Si Vis Pacem, Parabellum

XI

NADYA

-Lo sientes –dije con una sonrisa en la boca-, más lo siento yo.

Bajé del automóvil, cansada y apaleada. Alguno de los secuaces me había golpeado el vientre y ahora me lo notaba dolorido. Puse una mano en él intentando mitigar el dolor.

-¿Estás bien?

-Sí.

Cuando llegué al despacho me levanté la camisa para ver el estropicio. Solo vi un moratón que no tenía tan mala pinta.

John se paró a mi lado y observó mi golpe.

-Siento que te hayas visto envuelta en mis problemas otra vez.

-John, para de disculparte.

Empezaba a sonar como un disco rayado. No me servía de nada que se disculpara si, cuando menos lo esperaba, volvía a pedirme algo de nuevo.

-¡Mamá! –dijo Aisha, saltando sobre mí-.

-Hola cariño –dije abrazándola, intentando que no se notara mi mueca de dolor-.

John nos observaba de cerca pero callado, dándonos algo de intimidad. Pero yo sabía que estaba buscando en la cara de mi hija algún rastro de su paternidad. Por suerte, Aisha era clavada a mí. Aunque eso sí, con los ojos castaños.

-Mami, ¿quién es este señor?

-Es un amigo –le dije besándola en la nariz-.

-¿Y cómo se llama?

-Es John Wick.

Aisha bajó de mi regazo y acercándose a él, mostró su mano y dijo:

-Hola señor Wick, yo soy Aisha.

-Hola Aisha, encantado de conocerte. 
Mi pequeña sonrió, y se hicieron visibles sus hoyuelos.

-Aisha, cariño. Deberías ir a la cama. 
-Sí, mamá –me dijo-.

Me dio un gran beso en la mejilla y se marchó hasta su cuarto.

-Nadya, ¿hay algo que me debas explicar?

Me incorporé del sillón, aguantando las ganas de mandar a John a freír morcillas. Aquello se estaba volviendo de un cariz peligroso.

-Yo no te debo explicaciones, John.

-Nadya, la niña…

-La niña –dije interrumpiéndole-, como tú la llamas, es mi hija. John, tú has tenido tu vida y yo la mía.
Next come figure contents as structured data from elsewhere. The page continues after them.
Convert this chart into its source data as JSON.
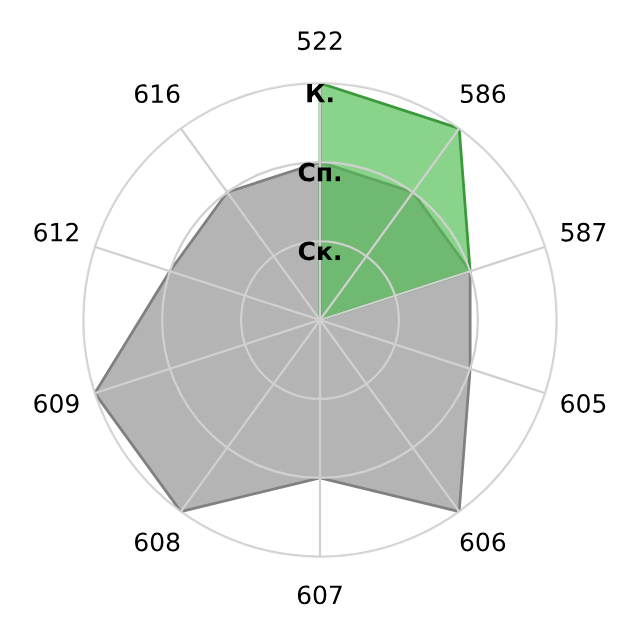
{
  "chart_data": {
    "type": "radar",
    "categories": [
      "522",
      "586",
      "587",
      "605",
      "606",
      "607",
      "608",
      "609",
      "612",
      "616"
    ],
    "series": [
      {
        "color": "#b4b4b4",
        "values": [
          2,
          2,
          2,
          2,
          3,
          2,
          3,
          3,
          2,
          2
        ]
      },
      {
        "color": "#4cbb4c",
        "values": [
          3,
          3,
          2,
          0,
          0,
          0,
          0,
          0,
          0,
          0
        ]
      }
    ],
    "ylim": [
      0,
      3
    ],
    "yticks": [
      {
        "value": 1,
        "label": "Ск."
      },
      {
        "value": 2,
        "label": "Сп."
      },
      {
        "value": 3,
        "label": "К."
      }
    ],
    "grid": true
  }
}
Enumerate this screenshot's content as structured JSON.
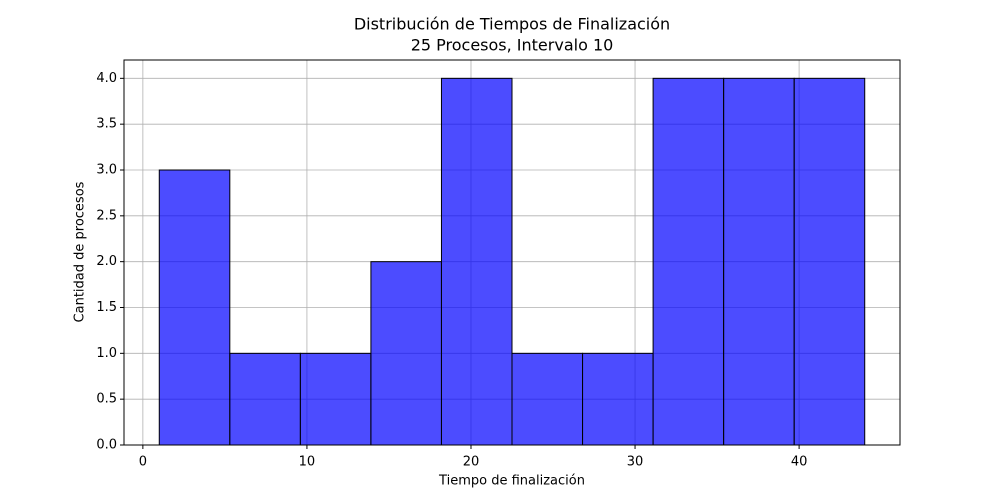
{
  "chart_data": {
    "type": "histogram",
    "title": "Distribución de Tiempos de Finalización",
    "subtitle": "25 Procesos, Intervalo 10",
    "x_label": "Tiempo de finalización",
    "y_label": "Cantidad de procesos",
    "bins": [
      1,
      5.3,
      9.6,
      13.9,
      18.2,
      22.5,
      26.8,
      31.1,
      35.4,
      39.7,
      44
    ],
    "values": [
      3,
      1,
      1,
      2,
      4,
      1,
      1,
      4,
      4,
      4
    ],
    "color": "#0000ff",
    "xlim": [
      -1.15,
      46.15
    ],
    "xticks": [
      0,
      10,
      20,
      30,
      40
    ],
    "ylim": [
      0,
      4.2
    ],
    "yticks": [
      {
        "value": 0,
        "label": "0.0"
      },
      {
        "value": 0.5,
        "label": "0.5"
      },
      {
        "value": 1,
        "label": "1.0"
      },
      {
        "value": 1.5,
        "label": "1.5"
      },
      {
        "value": 2,
        "label": "2.0"
      },
      {
        "value": 2.5,
        "label": "2.5"
      },
      {
        "value": 3,
        "label": "3.0"
      },
      {
        "value": 3.5,
        "label": "3.5"
      },
      {
        "value": 4,
        "label": "4.0"
      }
    ],
    "grid": true
  }
}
No te debo explicación alguna.

-La niña tiene siete años –apuntó-. 
-Lo sé.

Se produjo un incómodo silencio que reverberó en el despacho.

Una vez que me recompuse, me levanté y le dije a John:

-Monta en el coche, nos vamos al desierto.
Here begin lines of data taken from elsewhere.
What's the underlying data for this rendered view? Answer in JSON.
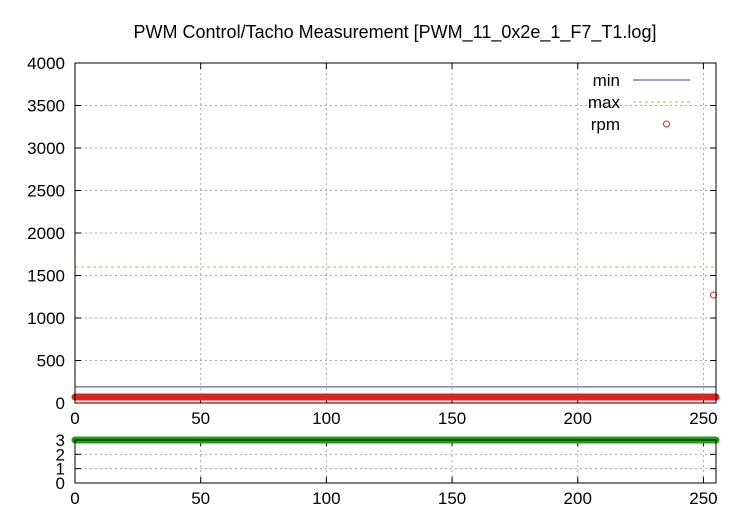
{
  "chart_data": [
    {
      "type": "line",
      "title": "PWM Control/Tacho Measurement [PWM_11_0x2e_1_F7_T1.log]",
      "xlabel": "",
      "ylabel": "",
      "xlim": [
        0,
        255
      ],
      "ylim": [
        0,
        4000
      ],
      "xticks": [
        0,
        50,
        100,
        150,
        200,
        250
      ],
      "yticks": [
        0,
        500,
        1000,
        1500,
        2000,
        2500,
        3000,
        3500,
        4000
      ],
      "grid": true,
      "legend_position": "top-right",
      "series": [
        {
          "name": "min",
          "style": "line",
          "color": "#3a3f8f",
          "x": [
            0,
            255
          ],
          "values": [
            190,
            190
          ]
        },
        {
          "name": "max",
          "style": "dashed",
          "color": "#f0a040",
          "x": [
            0,
            255
          ],
          "values": [
            1600,
            1600
          ]
        },
        {
          "name": "rpm",
          "style": "points",
          "color": "#dd2222",
          "x": [
            0,
            255
          ],
          "values": [
            70,
            70
          ],
          "outlier": {
            "x": 254,
            "value": 1270
          }
        }
      ]
    },
    {
      "type": "line",
      "title": "",
      "xlabel": "",
      "ylabel": "",
      "xlim": [
        0,
        255
      ],
      "ylim": [
        0,
        3
      ],
      "xticks": [
        0,
        50,
        100,
        150,
        200,
        250
      ],
      "yticks": [
        0,
        1,
        2,
        3
      ],
      "grid": true,
      "series": [
        {
          "style": "points",
          "color": "#22a010",
          "x": [
            0,
            255
          ],
          "values": [
            3,
            3
          ]
        }
      ]
    }
  ]
}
Vi en su mirada una pregunta si formular. Pero no había respuestas que yo quisiera darle, por el momento.

Juntos, atravesamos las dunas durante horas y en silencio. La tensión se podía cortar con un cuchillo de plástico.
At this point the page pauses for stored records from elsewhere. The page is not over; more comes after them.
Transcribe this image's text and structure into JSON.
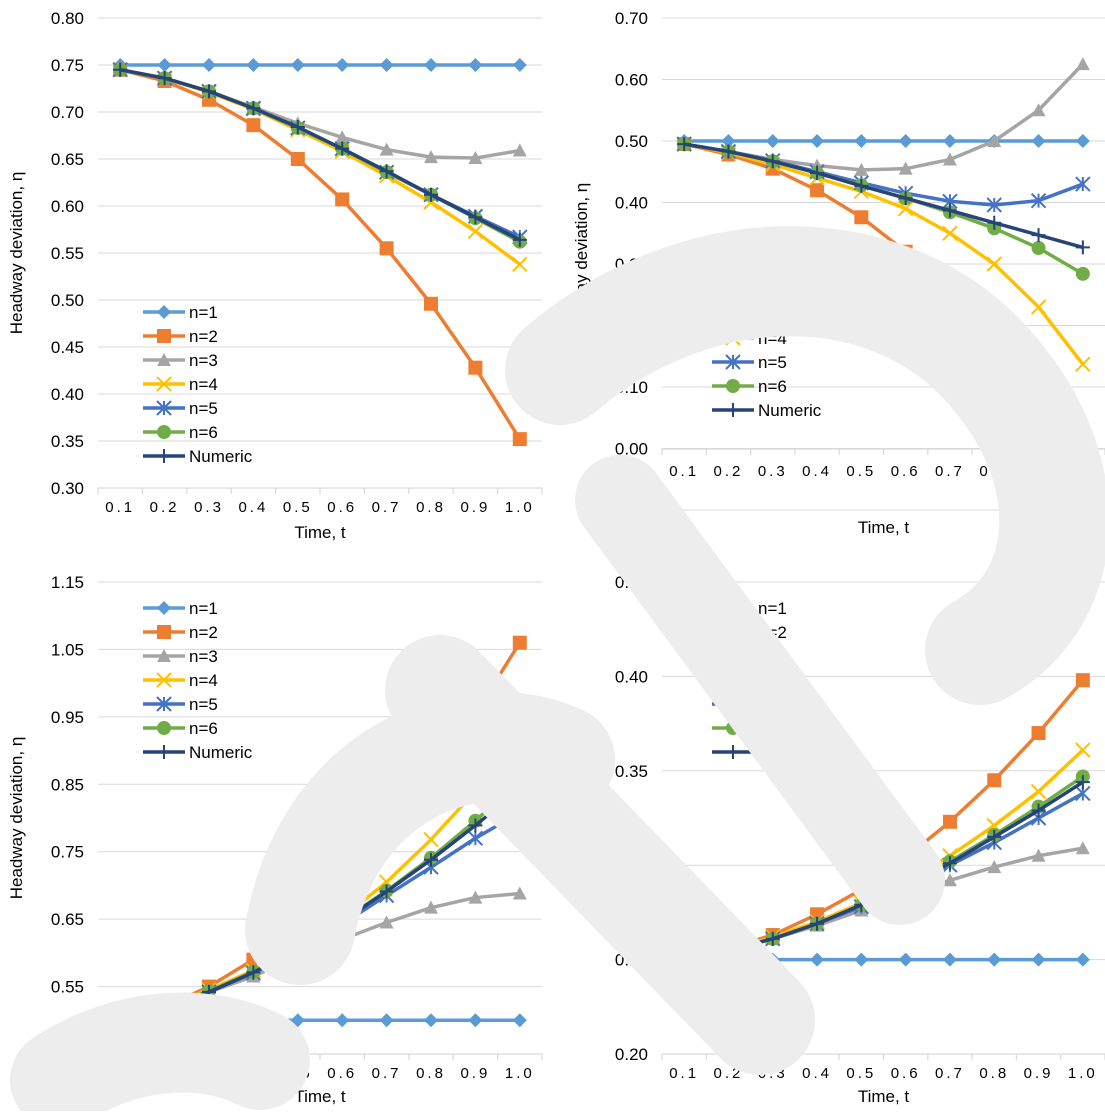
{
  "colors": {
    "n1": "#5B9BD5",
    "n2": "#ED7D31",
    "n3": "#A5A5A5",
    "n4": "#FFC000",
    "n5": "#4472C4",
    "n6": "#70AD47",
    "numeric": "#264478",
    "grid": "#D9D9D9",
    "text": "#000000",
    "watermark": "#EDEDED"
  },
  "chart_data": [
    {
      "type": "line",
      "title": "",
      "xlabel": "Time, t",
      "ylabel": "Headway deviation, η",
      "categories": [
        "0.1",
        "0.2",
        "0.3",
        "0.4",
        "0.5",
        "0.6",
        "0.7",
        "0.8",
        "0.9",
        "1.0"
      ],
      "yticks": [
        "0.30",
        "0.35",
        "0.40",
        "0.45",
        "0.50",
        "0.55",
        "0.60",
        "0.65",
        "0.70",
        "0.75",
        "0.80"
      ],
      "ylim": [
        0.3,
        0.8
      ],
      "grid": "horizontal",
      "legend_position": "bottom-left",
      "series": [
        {
          "name": "n=1",
          "marker": "diamond",
          "color_key": "n1",
          "values": [
            0.75,
            0.75,
            0.75,
            0.75,
            0.75,
            0.75,
            0.75,
            0.75,
            0.75,
            0.75
          ]
        },
        {
          "name": "n=2",
          "marker": "square",
          "color_key": "n2",
          "values": [
            0.745,
            0.733,
            0.713,
            0.686,
            0.65,
            0.607,
            0.555,
            0.496,
            0.428,
            0.352
          ]
        },
        {
          "name": "n=3",
          "marker": "triangle",
          "color_key": "n3",
          "values": [
            0.745,
            0.736,
            0.722,
            0.705,
            0.688,
            0.673,
            0.66,
            0.652,
            0.651,
            0.659
          ]
        },
        {
          "name": "n=4",
          "marker": "x",
          "color_key": "n4",
          "values": [
            0.745,
            0.736,
            0.721,
            0.703,
            0.681,
            0.658,
            0.632,
            0.604,
            0.573,
            0.538
          ]
        },
        {
          "name": "n=5",
          "marker": "star",
          "color_key": "n5",
          "values": [
            0.745,
            0.736,
            0.722,
            0.704,
            0.683,
            0.661,
            0.636,
            0.612,
            0.589,
            0.567
          ]
        },
        {
          "name": "n=6",
          "marker": "circle",
          "color_key": "n6",
          "values": [
            0.745,
            0.736,
            0.722,
            0.704,
            0.683,
            0.661,
            0.636,
            0.612,
            0.587,
            0.562
          ]
        },
        {
          "name": "Numeric",
          "marker": "plus",
          "color_key": "numeric",
          "values": [
            0.745,
            0.736,
            0.722,
            0.704,
            0.684,
            0.661,
            0.637,
            0.612,
            0.588,
            0.564
          ]
        }
      ]
    },
    {
      "type": "line",
      "title": "",
      "xlabel": "Time, t",
      "ylabel": "Headway deviation, η",
      "categories": [
        "0.1",
        "0.2",
        "0.3",
        "0.4",
        "0.5",
        "0.6",
        "0.7",
        "0.8",
        "0.9",
        "1.0"
      ],
      "yticks": [
        "-0.10",
        "0.00",
        "0.10",
        "0.20",
        "0.30",
        "0.40",
        "0.50",
        "0.60",
        "0.70"
      ],
      "ylim": [
        -0.1,
        0.7
      ],
      "x_axis_at": 0,
      "grid": "horizontal",
      "legend_position": "bottom-left",
      "series": [
        {
          "name": "n=1",
          "marker": "diamond",
          "color_key": "n1",
          "values": [
            0.5,
            0.5,
            0.5,
            0.5,
            0.5,
            0.5,
            0.5,
            0.5,
            0.5,
            0.5
          ]
        },
        {
          "name": "n=2",
          "marker": "square",
          "color_key": "n2",
          "values": [
            0.495,
            0.478,
            0.455,
            0.42,
            0.376,
            0.32,
            0.255,
            0.18,
            0.095,
            0.0
          ]
        },
        {
          "name": "n=3",
          "marker": "triangle",
          "color_key": "n3",
          "values": [
            0.495,
            0.483,
            0.47,
            0.46,
            0.453,
            0.455,
            0.47,
            0.5,
            0.55,
            0.625
          ]
        },
        {
          "name": "n=4",
          "marker": "x",
          "color_key": "n4",
          "values": [
            0.495,
            0.481,
            0.462,
            0.44,
            0.418,
            0.39,
            0.35,
            0.3,
            0.23,
            0.137
          ]
        },
        {
          "name": "n=5",
          "marker": "star",
          "color_key": "n5",
          "values": [
            0.495,
            0.483,
            0.468,
            0.45,
            0.432,
            0.415,
            0.402,
            0.396,
            0.403,
            0.43
          ]
        },
        {
          "name": "n=6",
          "marker": "circle",
          "color_key": "n6",
          "values": [
            0.495,
            0.483,
            0.467,
            0.448,
            0.428,
            0.407,
            0.384,
            0.358,
            0.326,
            0.284
          ]
        },
        {
          "name": "Numeric",
          "marker": "plus",
          "color_key": "numeric",
          "values": [
            0.495,
            0.483,
            0.467,
            0.448,
            0.427,
            0.407,
            0.387,
            0.367,
            0.347,
            0.327
          ]
        }
      ]
    },
    {
      "type": "line",
      "title": "",
      "xlabel": "Time, t",
      "ylabel": "Headway deviation, η",
      "categories": [
        "0.1",
        "0.2",
        "0.3",
        "0.4",
        "0.5",
        "0.6",
        "0.7",
        "0.8",
        "0.9",
        "1.0"
      ],
      "yticks": [
        "0.45",
        "0.55",
        "0.65",
        "0.75",
        "0.85",
        "0.95",
        "1.05",
        "1.15"
      ],
      "ylim": [
        0.45,
        1.15
      ],
      "grid": "horizontal",
      "legend_position": "top-left",
      "series": [
        {
          "name": "n=1",
          "marker": "diamond",
          "color_key": "n1",
          "values": [
            0.5,
            0.5,
            0.5,
            0.5,
            0.5,
            0.5,
            0.5,
            0.5,
            0.5,
            0.5
          ]
        },
        {
          "name": "n=2",
          "marker": "square",
          "color_key": "n2",
          "values": [
            0.505,
            0.52,
            0.55,
            0.59,
            0.64,
            0.702,
            0.776,
            0.86,
            0.955,
            1.06
          ]
        },
        {
          "name": "n=3",
          "marker": "triangle",
          "color_key": "n3",
          "values": [
            0.505,
            0.52,
            0.542,
            0.565,
            0.595,
            0.62,
            0.645,
            0.667,
            0.682,
            0.688
          ]
        },
        {
          "name": "n=4",
          "marker": "x",
          "color_key": "n4",
          "values": [
            0.505,
            0.52,
            0.545,
            0.574,
            0.61,
            0.652,
            0.705,
            0.768,
            0.84,
            0.925
          ]
        },
        {
          "name": "n=5",
          "marker": "star",
          "color_key": "n5",
          "values": [
            0.505,
            0.52,
            0.542,
            0.57,
            0.603,
            0.643,
            0.685,
            0.727,
            0.77,
            0.808
          ]
        },
        {
          "name": "n=6",
          "marker": "circle",
          "color_key": "n6",
          "values": [
            0.505,
            0.52,
            0.543,
            0.572,
            0.607,
            0.648,
            0.692,
            0.741,
            0.796,
            0.855
          ]
        },
        {
          "name": "Numeric",
          "marker": "plus",
          "color_key": "numeric",
          "values": [
            0.505,
            0.52,
            0.542,
            0.571,
            0.606,
            0.647,
            0.691,
            0.738,
            0.789,
            0.843
          ]
        }
      ]
    },
    {
      "type": "line",
      "title": "",
      "xlabel": "Time, t",
      "ylabel": "Headway deviation, η",
      "categories": [
        "0.1",
        "0.2",
        "0.3",
        "0.4",
        "0.5",
        "0.6",
        "0.7",
        "0.8",
        "0.9",
        "1.0"
      ],
      "yticks": [
        "0.20",
        "0.25",
        "0.30",
        "0.35",
        "0.40",
        "0.45"
      ],
      "ylim": [
        0.2,
        0.45
      ],
      "grid": "horizontal",
      "legend_position": "top-left",
      "series": [
        {
          "name": "n=1",
          "marker": "diamond",
          "color_key": "n1",
          "values": [
            0.25,
            0.25,
            0.25,
            0.25,
            0.25,
            0.25,
            0.25,
            0.25,
            0.25,
            0.25
          ]
        },
        {
          "name": "n=2",
          "marker": "square",
          "color_key": "n2",
          "values": [
            0.251,
            0.256,
            0.263,
            0.274,
            0.287,
            0.304,
            0.323,
            0.345,
            0.37,
            0.398
          ]
        },
        {
          "name": "n=3",
          "marker": "triangle",
          "color_key": "n3",
          "values": [
            0.251,
            0.255,
            0.261,
            0.268,
            0.276,
            0.284,
            0.292,
            0.299,
            0.305,
            0.309
          ]
        },
        {
          "name": "n=4",
          "marker": "x",
          "color_key": "n4",
          "values": [
            0.251,
            0.255,
            0.262,
            0.27,
            0.28,
            0.291,
            0.305,
            0.321,
            0.339,
            0.361
          ]
        },
        {
          "name": "n=5",
          "marker": "star",
          "color_key": "n5",
          "values": [
            0.251,
            0.255,
            0.261,
            0.269,
            0.278,
            0.289,
            0.3,
            0.312,
            0.325,
            0.338
          ]
        },
        {
          "name": "n=6",
          "marker": "circle",
          "color_key": "n6",
          "values": [
            0.251,
            0.255,
            0.261,
            0.269,
            0.279,
            0.29,
            0.302,
            0.316,
            0.331,
            0.347
          ]
        },
        {
          "name": "Numeric",
          "marker": "plus",
          "color_key": "numeric",
          "values": [
            0.251,
            0.255,
            0.261,
            0.269,
            0.279,
            0.289,
            0.301,
            0.315,
            0.329,
            0.344
          ]
        }
      ]
    }
  ]
}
Cuando llegamos a la roca Al-Shadid, el punto que marcaba el inicio del desierto, paré el coche y me bajé de él. En el maletero encontré un  par de botellas de agua. Con una de ellas di de beber a  mis perros.

-Vas a morir John. Ya sea aquí, en este desierto o en alguna otra parte. Pero vas a morir.

-Gracias por tu ayuda.

-A ti por traerme la desdicha desde siempre –y le di una de las botellas de agua-.

-Algún día tendremos que hablar de tu hija.

-Algún día, claro. Mejor vete ya. 
Agarró la botella de mis manos, achinando los ojos.

-Nadya –dijo despidiéndose-.

Me giré para verlo fundido contra las dunas en su caminar, y cuando creía que ya no me oiría, rompí a llorar.